Padahal dibatalkan atau tidak IUPK PT Tanito Harum oleh Menteri ESDM, sebenarnya  sudah cukup bukti bagi KPK untuk meningkatkan dugaan penyimpangan kebijakan tersebut ke tahap penyidikan. Sebab sudah terjadi perbuatan melawan hukum, terbukti dengan telah dibatalkannya IUPK PT Tanito Harum  dan kerugian negara pun sudah terjadi apabila sejak 11 januari 2019 PT Tanito Harum sudah menambang. Adapun pelanggaran terhadap UU Minerba terhadap pasal 75 B adalah memberikan hak prioritas kepada BUMN dan BUMD untuk semua tambang yang akan dan sudah berakhir waktu kontraknya dan pasal 83 ayat d menyebutkan batasan maksimal wilayah tambang batubara untuk izin operasi produksi hanya 15.000 Ha. 

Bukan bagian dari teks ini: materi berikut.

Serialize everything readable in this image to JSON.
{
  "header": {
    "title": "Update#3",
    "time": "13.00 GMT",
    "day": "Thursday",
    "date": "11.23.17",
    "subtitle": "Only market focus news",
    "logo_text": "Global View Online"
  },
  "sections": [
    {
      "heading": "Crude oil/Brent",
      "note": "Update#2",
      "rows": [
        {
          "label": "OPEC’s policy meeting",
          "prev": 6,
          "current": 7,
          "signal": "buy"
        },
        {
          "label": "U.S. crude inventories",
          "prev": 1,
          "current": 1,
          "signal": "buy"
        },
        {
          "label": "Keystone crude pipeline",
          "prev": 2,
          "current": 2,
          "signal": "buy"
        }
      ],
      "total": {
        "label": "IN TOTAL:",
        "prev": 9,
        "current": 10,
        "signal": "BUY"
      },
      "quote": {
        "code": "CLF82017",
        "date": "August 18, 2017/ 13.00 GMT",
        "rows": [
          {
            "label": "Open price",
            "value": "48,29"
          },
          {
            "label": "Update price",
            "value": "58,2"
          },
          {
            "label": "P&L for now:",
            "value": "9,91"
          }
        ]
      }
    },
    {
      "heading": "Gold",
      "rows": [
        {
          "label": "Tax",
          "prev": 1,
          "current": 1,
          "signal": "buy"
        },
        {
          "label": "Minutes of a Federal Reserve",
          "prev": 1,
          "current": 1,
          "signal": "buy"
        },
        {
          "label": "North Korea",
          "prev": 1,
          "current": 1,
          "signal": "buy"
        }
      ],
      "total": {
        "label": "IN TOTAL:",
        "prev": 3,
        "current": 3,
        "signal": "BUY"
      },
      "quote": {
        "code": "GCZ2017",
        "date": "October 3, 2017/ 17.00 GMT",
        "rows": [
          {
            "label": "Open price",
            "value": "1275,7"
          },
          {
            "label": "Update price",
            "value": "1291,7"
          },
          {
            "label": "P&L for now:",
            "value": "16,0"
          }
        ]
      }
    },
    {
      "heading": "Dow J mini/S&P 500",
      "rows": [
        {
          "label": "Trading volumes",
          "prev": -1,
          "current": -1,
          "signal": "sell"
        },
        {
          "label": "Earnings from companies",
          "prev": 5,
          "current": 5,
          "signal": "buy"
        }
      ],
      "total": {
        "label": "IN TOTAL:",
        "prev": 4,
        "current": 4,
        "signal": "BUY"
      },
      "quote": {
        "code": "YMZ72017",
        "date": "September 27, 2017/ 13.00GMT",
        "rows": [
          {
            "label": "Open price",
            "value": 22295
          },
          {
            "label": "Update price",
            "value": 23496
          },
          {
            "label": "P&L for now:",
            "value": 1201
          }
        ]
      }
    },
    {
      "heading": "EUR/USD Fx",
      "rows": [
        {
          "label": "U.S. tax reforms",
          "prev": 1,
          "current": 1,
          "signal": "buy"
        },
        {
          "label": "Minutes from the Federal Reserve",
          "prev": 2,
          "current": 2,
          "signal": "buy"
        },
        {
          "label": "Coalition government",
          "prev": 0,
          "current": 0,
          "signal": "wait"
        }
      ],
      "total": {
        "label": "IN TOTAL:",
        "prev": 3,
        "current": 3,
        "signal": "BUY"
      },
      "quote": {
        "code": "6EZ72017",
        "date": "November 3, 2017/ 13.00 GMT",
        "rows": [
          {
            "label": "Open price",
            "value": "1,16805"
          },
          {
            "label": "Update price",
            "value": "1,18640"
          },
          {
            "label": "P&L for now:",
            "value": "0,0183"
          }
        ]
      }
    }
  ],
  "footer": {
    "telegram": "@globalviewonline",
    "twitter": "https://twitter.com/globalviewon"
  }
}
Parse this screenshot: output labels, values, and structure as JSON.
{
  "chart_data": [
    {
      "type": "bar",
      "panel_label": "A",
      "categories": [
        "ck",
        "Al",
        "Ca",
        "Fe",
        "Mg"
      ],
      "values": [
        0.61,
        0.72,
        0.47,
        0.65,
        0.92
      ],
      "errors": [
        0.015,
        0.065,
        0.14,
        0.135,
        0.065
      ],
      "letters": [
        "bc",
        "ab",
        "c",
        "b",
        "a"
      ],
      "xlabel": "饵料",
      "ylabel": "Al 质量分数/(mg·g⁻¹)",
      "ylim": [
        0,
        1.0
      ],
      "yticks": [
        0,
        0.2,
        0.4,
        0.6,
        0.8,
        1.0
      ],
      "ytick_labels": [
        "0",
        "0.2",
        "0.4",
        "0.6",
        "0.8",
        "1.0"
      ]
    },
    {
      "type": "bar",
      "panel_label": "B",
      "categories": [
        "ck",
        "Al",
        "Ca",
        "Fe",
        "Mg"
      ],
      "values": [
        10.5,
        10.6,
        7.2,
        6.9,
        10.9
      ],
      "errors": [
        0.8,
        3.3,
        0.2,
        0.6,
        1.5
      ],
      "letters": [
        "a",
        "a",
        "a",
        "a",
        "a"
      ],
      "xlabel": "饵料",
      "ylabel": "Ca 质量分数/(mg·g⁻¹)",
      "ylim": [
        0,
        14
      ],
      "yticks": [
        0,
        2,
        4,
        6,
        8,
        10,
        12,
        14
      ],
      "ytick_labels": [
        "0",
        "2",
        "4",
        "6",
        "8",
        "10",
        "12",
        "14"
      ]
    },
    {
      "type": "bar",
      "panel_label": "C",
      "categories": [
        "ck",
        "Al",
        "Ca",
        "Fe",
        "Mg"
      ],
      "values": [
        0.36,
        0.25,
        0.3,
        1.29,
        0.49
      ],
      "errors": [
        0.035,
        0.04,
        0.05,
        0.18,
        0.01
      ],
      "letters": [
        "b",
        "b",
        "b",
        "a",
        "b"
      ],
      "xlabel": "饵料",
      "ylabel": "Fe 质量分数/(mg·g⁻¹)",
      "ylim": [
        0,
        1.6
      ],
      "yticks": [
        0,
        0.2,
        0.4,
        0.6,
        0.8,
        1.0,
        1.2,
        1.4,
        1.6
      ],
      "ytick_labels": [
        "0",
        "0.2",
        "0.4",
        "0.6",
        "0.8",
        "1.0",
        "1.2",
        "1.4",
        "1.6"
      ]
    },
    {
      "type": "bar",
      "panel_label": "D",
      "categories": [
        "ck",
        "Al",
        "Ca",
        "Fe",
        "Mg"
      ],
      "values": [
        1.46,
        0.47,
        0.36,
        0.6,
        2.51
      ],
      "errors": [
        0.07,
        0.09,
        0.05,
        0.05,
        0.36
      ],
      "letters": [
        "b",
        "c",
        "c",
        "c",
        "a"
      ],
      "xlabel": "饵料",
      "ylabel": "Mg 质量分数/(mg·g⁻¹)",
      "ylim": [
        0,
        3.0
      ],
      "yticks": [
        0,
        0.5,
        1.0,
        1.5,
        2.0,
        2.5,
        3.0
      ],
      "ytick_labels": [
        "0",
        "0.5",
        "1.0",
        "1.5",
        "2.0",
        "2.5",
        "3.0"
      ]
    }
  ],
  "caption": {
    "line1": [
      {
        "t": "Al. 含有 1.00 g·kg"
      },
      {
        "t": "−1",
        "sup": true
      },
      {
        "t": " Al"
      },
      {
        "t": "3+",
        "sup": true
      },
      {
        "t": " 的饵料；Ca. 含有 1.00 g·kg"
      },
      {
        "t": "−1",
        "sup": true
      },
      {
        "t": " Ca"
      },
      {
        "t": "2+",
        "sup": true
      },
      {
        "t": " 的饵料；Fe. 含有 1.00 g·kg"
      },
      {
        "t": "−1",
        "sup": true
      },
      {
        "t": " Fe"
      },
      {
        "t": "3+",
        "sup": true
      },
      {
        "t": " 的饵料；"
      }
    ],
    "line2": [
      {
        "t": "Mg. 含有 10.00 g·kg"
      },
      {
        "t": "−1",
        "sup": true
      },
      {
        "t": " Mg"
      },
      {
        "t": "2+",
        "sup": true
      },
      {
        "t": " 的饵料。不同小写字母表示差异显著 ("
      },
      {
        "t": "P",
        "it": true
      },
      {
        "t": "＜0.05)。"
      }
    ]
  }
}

Peristiwa konyol yang dilakukan oleh pembantu Presiden ini tidak boleh terjadi lagi di masa akan datang, dan kita perlu memberikan apresiasi 5 jempol terhadap KPK karena telah berhasil mencegah potensi kerugian negara lebih besar. Karena bisa jadi kebijakan yang sudah dianggap benar oleh Kementerian ESDM kalau tidak dibatalkan akan digunakan juga untuk memperpanjang 7 konglomerat PKP2B lainnya.